Enhancing Co2 Adsorption Selectivity of Mof-199 by the Synergistic Effect of Mg Metal Doping and Polyethyleneimine Impregnation

The fine-tuning of metal-organic frameworks (MOFs) can enable the development of effective adsorbents for the selective capture of less polarizable carbon dioxide (CO2) from flue gases. In this work, a series of bi-metallic MOFs with different doping concentrations (1-10 mol%) of magnesium (Mg) metal were synthesized by in situ metal substitution followed by post-synthetic functionalization with 10-50 wt.% polyethyleneimine (PEI). Detailed characterization confirmed the successful incorporation of the secondary metal and amine group into the MOF framework. Results showed that only up to 2 mol% of copper (Cu) can be substituted by Mg metal in the framework of MOF-199; further increase in Mg content disrupts the electrostatic equilibrium, leading to the formation of carbon matter-based copper nanoparticles instead.

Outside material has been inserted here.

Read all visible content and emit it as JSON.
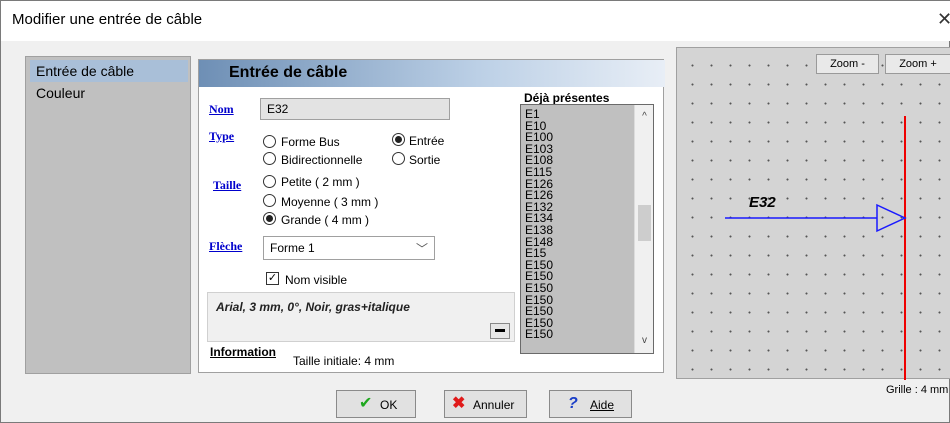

The sorption results showed that 1 and 2 mol% Mg-doped MOFs (MOF@Mg1 and MO@Mg2) demonstrated a CO2 uptake of 7.93 and 8.61 (mmol/g) respectively, at 1 bar and 273.15 K, showing 8.48 and 17.78% increase in adsorption capacity compared to the pristine MOF. Furthermore, 40 wt.% PEI-loaded MOF exhibited a 9.52% enhancement in CO2 adsorption selectivity. This work provides valuable insights into the synergistic effects of secondary metal doping and PEI impregnation on the morphology, structure, and CO2 adsorption performance of MOF-199.